If you're only familiar with OO, I would encourage you to read (or watch) SICP, and "Concepts, Techniques, and Models of Computer Programming." The latter especially will teach you a lot about other paradigms and how they all fit together. Or just go and learn a language like Haskell. It will make you a better programmer, regardless of what language you normally use.
Quote:Original post by MoundS
They're very different conceptually. With RMGUI, the library user has to manage the creation, destruction and updating of the dynamic elements of the UI. With IMGUI, the library takes care of it automatically. IMGUI also lends itself to thinking of the GUI as a function of the app state, which I find much cleaner conceptually.


But IS a GUI a function of app state? The two are certainly related in part, but a VERY large portion of the actual functionality of a GUI has nothing whatsoever to do with app state. Where widgets are drawn, how they're drawn, whether they're even drawn at all, all has generally no relation at all to basic app state. In fact, I would argue that an RMGUI does a much better job of only requiring interaction with those elements of the UI system that are relevant to app state.

Quote:Original post by MoundS
In general, if you have an interface that can be specified in pure functional terms, or a component that can be implemented naturally in a purely functional way, you should do it that way, as it's simpler and cleaner than the stateful alternatives.

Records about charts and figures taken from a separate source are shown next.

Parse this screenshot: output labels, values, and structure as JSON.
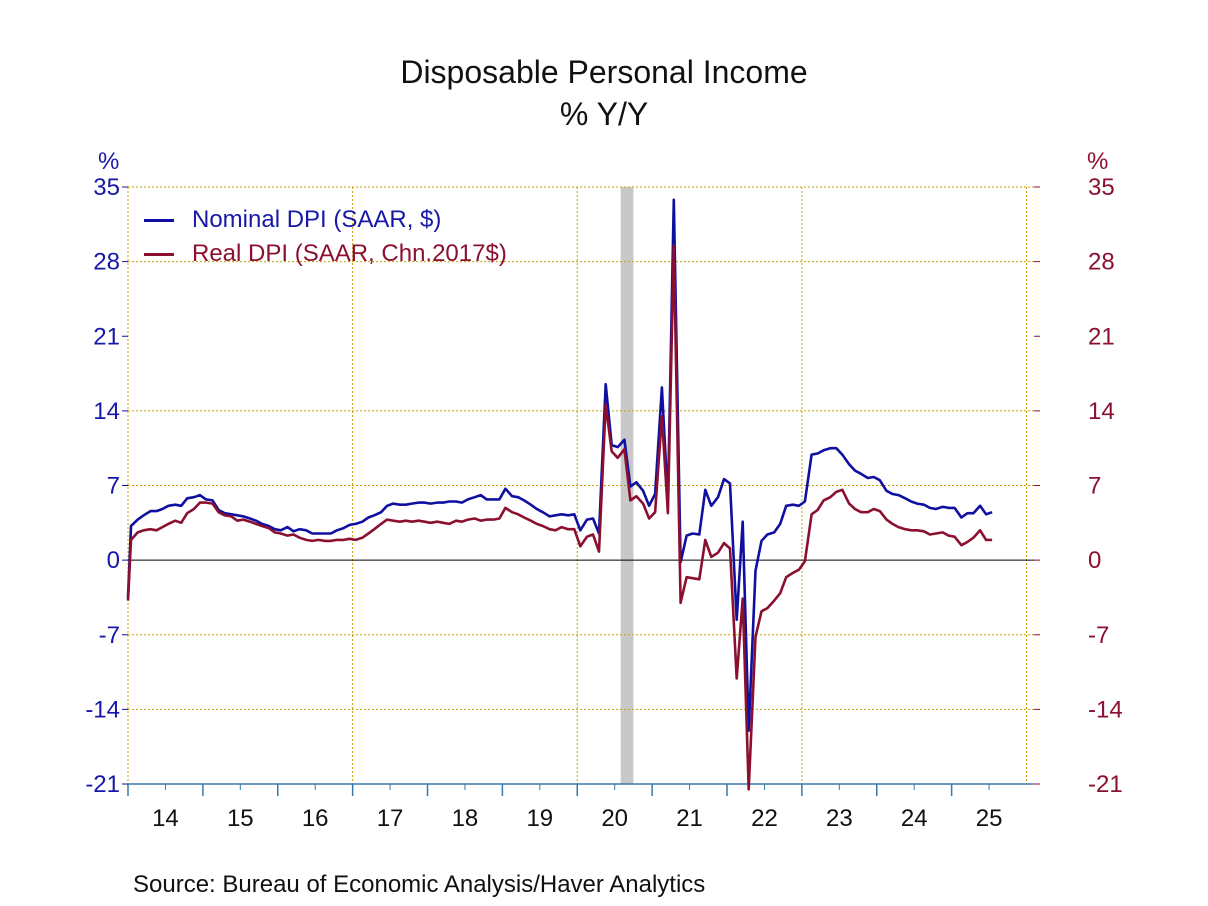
{
  "chart_data": {
    "type": "line",
    "title": "Disposable Personal Income",
    "subtitle": "% Y/Y",
    "source": "Source:  Bureau of Economic Analysis/Haver Analytics",
    "ylabel_left": "%",
    "ylabel_right": "%",
    "ylim": [
      -21,
      35
    ],
    "yticks": [
      35,
      28,
      21,
      14,
      7,
      0,
      -7,
      -14,
      -21
    ],
    "ytick_labels": [
      "35",
      "28",
      "21",
      "14",
      "7",
      "0",
      "-7",
      "-14",
      "-21"
    ],
    "xlim": [
      2013.5,
      2025.6
    ],
    "x_labels": [
      {
        "label": "14",
        "x": 2014.0
      },
      {
        "label": "15",
        "x": 2015.0
      },
      {
        "label": "16",
        "x": 2016.0
      },
      {
        "label": "17",
        "x": 2017.0
      },
      {
        "label": "18",
        "x": 2018.0
      },
      {
        "label": "19",
        "x": 2019.0
      },
      {
        "label": "20",
        "x": 2020.0
      },
      {
        "label": "21",
        "x": 2021.0
      },
      {
        "label": "22",
        "x": 2022.0
      },
      {
        "label": "23",
        "x": 2023.0
      },
      {
        "label": "24",
        "x": 2024.0
      },
      {
        "label": "25",
        "x": 2025.0
      }
    ],
    "x_minor_ticks": [
      2014,
      2015,
      2016,
      2017,
      2018,
      2019,
      2020,
      2021,
      2022,
      2023,
      2024,
      2025
    ],
    "x_gridlines": [
      2013.5,
      2016.5,
      2019.5,
      2022.5,
      2025.5
    ],
    "y_gridlines": [
      35,
      28,
      14,
      7,
      -7,
      -14
    ],
    "recession": [
      2020.08,
      2020.25
    ],
    "colors": {
      "nominal": "#1010a0",
      "real": "#8b1030",
      "grid": "#c8a000",
      "axis": "#3a78a8",
      "recession": "#c8c8c8"
    },
    "legend_position": "top-left",
    "series": [
      {
        "name": "Nominal DPI (SAAR, $)",
        "color": "#1010a0",
        "points": [
          [
            2013.5,
            -3.5
          ],
          [
            2013.54,
            3.2
          ],
          [
            2013.63,
            3.8
          ],
          [
            2013.71,
            4.2
          ],
          [
            2013.8,
            4.6
          ],
          [
            2013.88,
            4.6
          ],
          [
            2013.96,
            4.8
          ],
          [
            2014.04,
            5.1
          ],
          [
            2014.13,
            5.2
          ],
          [
            2014.21,
            5.1
          ],
          [
            2014.29,
            5.8
          ],
          [
            2014.38,
            5.9
          ],
          [
            2014.46,
            6.1
          ],
          [
            2014.54,
            5.7
          ],
          [
            2014.63,
            5.6
          ],
          [
            2014.71,
            4.7
          ],
          [
            2014.79,
            4.4
          ],
          [
            2014.88,
            4.3
          ],
          [
            2014.96,
            4.2
          ],
          [
            2015.04,
            4.1
          ],
          [
            2015.13,
            3.9
          ],
          [
            2015.21,
            3.7
          ],
          [
            2015.29,
            3.4
          ],
          [
            2015.38,
            3.2
          ],
          [
            2015.46,
            2.9
          ],
          [
            2015.54,
            2.8
          ],
          [
            2015.63,
            3.1
          ],
          [
            2015.71,
            2.7
          ],
          [
            2015.79,
            2.9
          ],
          [
            2015.88,
            2.8
          ],
          [
            2015.96,
            2.5
          ],
          [
            2016.04,
            2.5
          ],
          [
            2016.13,
            2.5
          ],
          [
            2016.21,
            2.5
          ],
          [
            2016.29,
            2.8
          ],
          [
            2016.38,
            3.0
          ],
          [
            2016.46,
            3.3
          ],
          [
            2016.54,
            3.4
          ],
          [
            2016.63,
            3.6
          ],
          [
            2016.71,
            4.0
          ],
          [
            2016.79,
            4.2
          ],
          [
            2016.88,
            4.5
          ],
          [
            2016.96,
            5.1
          ],
          [
            2017.04,
            5.3
          ],
          [
            2017.13,
            5.2
          ],
          [
            2017.21,
            5.2
          ],
          [
            2017.29,
            5.3
          ],
          [
            2017.38,
            5.4
          ],
          [
            2017.46,
            5.4
          ],
          [
            2017.54,
            5.3
          ],
          [
            2017.63,
            5.4
          ],
          [
            2017.71,
            5.4
          ],
          [
            2017.79,
            5.5
          ],
          [
            2017.88,
            5.5
          ],
          [
            2017.96,
            5.4
          ],
          [
            2018.04,
            5.7
          ],
          [
            2018.13,
            5.9
          ],
          [
            2018.21,
            6.1
          ],
          [
            2018.29,
            5.7
          ],
          [
            2018.38,
            5.7
          ],
          [
            2018.46,
            5.7
          ],
          [
            2018.54,
            6.7
          ],
          [
            2018.63,
            6.0
          ],
          [
            2018.71,
            5.9
          ],
          [
            2018.79,
            5.6
          ],
          [
            2018.88,
            5.2
          ],
          [
            2018.96,
            4.8
          ],
          [
            2019.04,
            4.5
          ],
          [
            2019.13,
            4.1
          ],
          [
            2019.21,
            4.2
          ],
          [
            2019.29,
            4.3
          ],
          [
            2019.38,
            4.2
          ],
          [
            2019.46,
            4.3
          ],
          [
            2019.54,
            2.8
          ],
          [
            2019.63,
            3.8
          ],
          [
            2019.71,
            3.9
          ],
          [
            2019.79,
            2.5
          ],
          [
            2019.88,
            16.5
          ],
          [
            2019.96,
            10.8
          ],
          [
            2020.04,
            10.6
          ],
          [
            2020.13,
            11.3
          ],
          [
            2020.21,
            6.9
          ],
          [
            2020.29,
            7.3
          ],
          [
            2020.38,
            6.5
          ],
          [
            2020.46,
            5.1
          ],
          [
            2020.54,
            6.2
          ],
          [
            2020.63,
            16.2
          ],
          [
            2020.71,
            5.5
          ],
          [
            2020.79,
            33.8
          ],
          [
            2020.88,
            -0.2
          ],
          [
            2020.96,
            2.3
          ],
          [
            2021.04,
            2.5
          ],
          [
            2021.13,
            2.4
          ],
          [
            2021.21,
            6.6
          ],
          [
            2021.29,
            5.1
          ],
          [
            2021.38,
            5.9
          ],
          [
            2021.46,
            7.6
          ],
          [
            2021.54,
            7.2
          ],
          [
            2021.63,
            -5.6
          ],
          [
            2021.71,
            3.6
          ],
          [
            2021.79,
            -16.0
          ],
          [
            2021.88,
            -1.0
          ],
          [
            2021.96,
            1.8
          ],
          [
            2022.04,
            2.4
          ],
          [
            2022.13,
            2.6
          ],
          [
            2022.21,
            3.4
          ],
          [
            2022.29,
            5.1
          ],
          [
            2022.38,
            5.2
          ],
          [
            2022.46,
            5.1
          ],
          [
            2022.54,
            5.5
          ],
          [
            2022.63,
            9.9
          ],
          [
            2022.71,
            10.0
          ],
          [
            2022.79,
            10.3
          ],
          [
            2022.88,
            10.5
          ],
          [
            2022.96,
            10.5
          ],
          [
            2023.04,
            9.9
          ],
          [
            2023.13,
            9.0
          ],
          [
            2023.21,
            8.4
          ],
          [
            2023.29,
            8.1
          ],
          [
            2023.38,
            7.7
          ],
          [
            2023.46,
            7.8
          ],
          [
            2023.54,
            7.5
          ],
          [
            2023.63,
            6.5
          ],
          [
            2023.71,
            6.2
          ],
          [
            2023.79,
            6.1
          ],
          [
            2023.88,
            5.8
          ],
          [
            2023.96,
            5.5
          ],
          [
            2024.04,
            5.3
          ],
          [
            2024.13,
            5.2
          ],
          [
            2024.21,
            4.9
          ],
          [
            2024.29,
            4.8
          ],
          [
            2024.38,
            5.0
          ],
          [
            2024.46,
            4.9
          ],
          [
            2024.54,
            4.9
          ],
          [
            2024.63,
            4.0
          ],
          [
            2024.71,
            4.4
          ],
          [
            2024.79,
            4.4
          ],
          [
            2024.88,
            5.1
          ],
          [
            2024.96,
            4.3
          ],
          [
            2025.04,
            4.5
          ]
        ]
      },
      {
        "name": "Real DPI (SAAR, Chn.2017$)",
        "color": "#8b1030",
        "points": [
          [
            2013.5,
            -3.8
          ],
          [
            2013.54,
            1.9
          ],
          [
            2013.63,
            2.6
          ],
          [
            2013.71,
            2.8
          ],
          [
            2013.8,
            2.9
          ],
          [
            2013.88,
            2.8
          ],
          [
            2013.96,
            3.1
          ],
          [
            2014.04,
            3.4
          ],
          [
            2014.13,
            3.7
          ],
          [
            2014.21,
            3.5
          ],
          [
            2014.29,
            4.4
          ],
          [
            2014.38,
            4.8
          ],
          [
            2014.46,
            5.4
          ],
          [
            2014.54,
            5.4
          ],
          [
            2014.63,
            5.3
          ],
          [
            2014.71,
            4.5
          ],
          [
            2014.79,
            4.2
          ],
          [
            2014.88,
            4.1
          ],
          [
            2014.96,
            3.7
          ],
          [
            2015.04,
            3.8
          ],
          [
            2015.13,
            3.6
          ],
          [
            2015.21,
            3.4
          ],
          [
            2015.29,
            3.2
          ],
          [
            2015.38,
            3.0
          ],
          [
            2015.46,
            2.6
          ],
          [
            2015.54,
            2.5
          ],
          [
            2015.63,
            2.3
          ],
          [
            2015.71,
            2.4
          ],
          [
            2015.79,
            2.1
          ],
          [
            2015.88,
            1.9
          ],
          [
            2015.96,
            1.8
          ],
          [
            2016.04,
            1.9
          ],
          [
            2016.13,
            1.8
          ],
          [
            2016.21,
            1.8
          ],
          [
            2016.29,
            1.9
          ],
          [
            2016.38,
            1.9
          ],
          [
            2016.46,
            2.0
          ],
          [
            2016.54,
            1.9
          ],
          [
            2016.63,
            2.1
          ],
          [
            2016.71,
            2.5
          ],
          [
            2016.79,
            2.9
          ],
          [
            2016.88,
            3.4
          ],
          [
            2016.96,
            3.8
          ],
          [
            2017.04,
            3.7
          ],
          [
            2017.13,
            3.6
          ],
          [
            2017.21,
            3.7
          ],
          [
            2017.29,
            3.6
          ],
          [
            2017.38,
            3.7
          ],
          [
            2017.46,
            3.6
          ],
          [
            2017.54,
            3.5
          ],
          [
            2017.63,
            3.6
          ],
          [
            2017.71,
            3.5
          ],
          [
            2017.79,
            3.4
          ],
          [
            2017.88,
            3.7
          ],
          [
            2017.96,
            3.6
          ],
          [
            2018.04,
            3.8
          ],
          [
            2018.13,
            3.9
          ],
          [
            2018.21,
            3.7
          ],
          [
            2018.29,
            3.8
          ],
          [
            2018.38,
            3.8
          ],
          [
            2018.46,
            3.9
          ],
          [
            2018.54,
            4.9
          ],
          [
            2018.63,
            4.5
          ],
          [
            2018.71,
            4.3
          ],
          [
            2018.79,
            4.0
          ],
          [
            2018.88,
            3.7
          ],
          [
            2018.96,
            3.4
          ],
          [
            2019.04,
            3.2
          ],
          [
            2019.13,
            2.9
          ],
          [
            2019.21,
            2.8
          ],
          [
            2019.29,
            3.1
          ],
          [
            2019.38,
            2.9
          ],
          [
            2019.46,
            2.9
          ],
          [
            2019.54,
            1.3
          ],
          [
            2019.63,
            2.2
          ],
          [
            2019.71,
            2.4
          ],
          [
            2019.79,
            0.8
          ],
          [
            2019.88,
            14.6
          ],
          [
            2019.96,
            10.2
          ],
          [
            2020.04,
            9.6
          ],
          [
            2020.13,
            10.4
          ],
          [
            2020.21,
            5.6
          ],
          [
            2020.29,
            6.0
          ],
          [
            2020.38,
            5.3
          ],
          [
            2020.46,
            3.9
          ],
          [
            2020.54,
            4.5
          ],
          [
            2020.63,
            13.5
          ],
          [
            2020.71,
            4.4
          ],
          [
            2020.79,
            29.5
          ],
          [
            2020.88,
            -4.0
          ],
          [
            2020.96,
            -1.6
          ],
          [
            2021.04,
            -1.7
          ],
          [
            2021.13,
            -1.8
          ],
          [
            2021.21,
            1.9
          ],
          [
            2021.29,
            0.3
          ],
          [
            2021.38,
            0.7
          ],
          [
            2021.46,
            1.6
          ],
          [
            2021.54,
            1.1
          ],
          [
            2021.63,
            -11.1
          ],
          [
            2021.71,
            -3.6
          ],
          [
            2021.79,
            -21.5
          ],
          [
            2021.88,
            -7.2
          ],
          [
            2021.96,
            -4.8
          ],
          [
            2022.04,
            -4.5
          ],
          [
            2022.13,
            -3.8
          ],
          [
            2022.21,
            -3.1
          ],
          [
            2022.29,
            -1.6
          ],
          [
            2022.38,
            -1.2
          ],
          [
            2022.46,
            -0.9
          ],
          [
            2022.54,
            -0.1
          ],
          [
            2022.63,
            4.3
          ],
          [
            2022.71,
            4.7
          ],
          [
            2022.79,
            5.6
          ],
          [
            2022.88,
            5.9
          ],
          [
            2022.96,
            6.4
          ],
          [
            2023.04,
            6.6
          ],
          [
            2023.13,
            5.3
          ],
          [
            2023.21,
            4.8
          ],
          [
            2023.29,
            4.5
          ],
          [
            2023.38,
            4.5
          ],
          [
            2023.46,
            4.8
          ],
          [
            2023.54,
            4.6
          ],
          [
            2023.63,
            3.8
          ],
          [
            2023.71,
            3.4
          ],
          [
            2023.79,
            3.1
          ],
          [
            2023.88,
            2.9
          ],
          [
            2023.96,
            2.8
          ],
          [
            2024.04,
            2.8
          ],
          [
            2024.13,
            2.7
          ],
          [
            2024.21,
            2.4
          ],
          [
            2024.29,
            2.5
          ],
          [
            2024.38,
            2.6
          ],
          [
            2024.46,
            2.3
          ],
          [
            2024.54,
            2.2
          ],
          [
            2024.63,
            1.4
          ],
          [
            2024.71,
            1.7
          ],
          [
            2024.79,
            2.1
          ],
          [
            2024.88,
            2.8
          ],
          [
            2024.96,
            1.9
          ],
          [
            2025.04,
            1.9
          ]
        ]
      }
    ]
  }
}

This is where you lose me completely, because the kind of IMGUI you seem to be proposing--in fact the kind that everybody's examples demonstrate--require that the user be responsible for managing MORE state than a traditional RMGUI, not less. On top of the fact that I it's somewhat absurd to cleave to any kind of hard and fast rule like "state is bad." Like any task in programming, it just depends on what you're doing with it.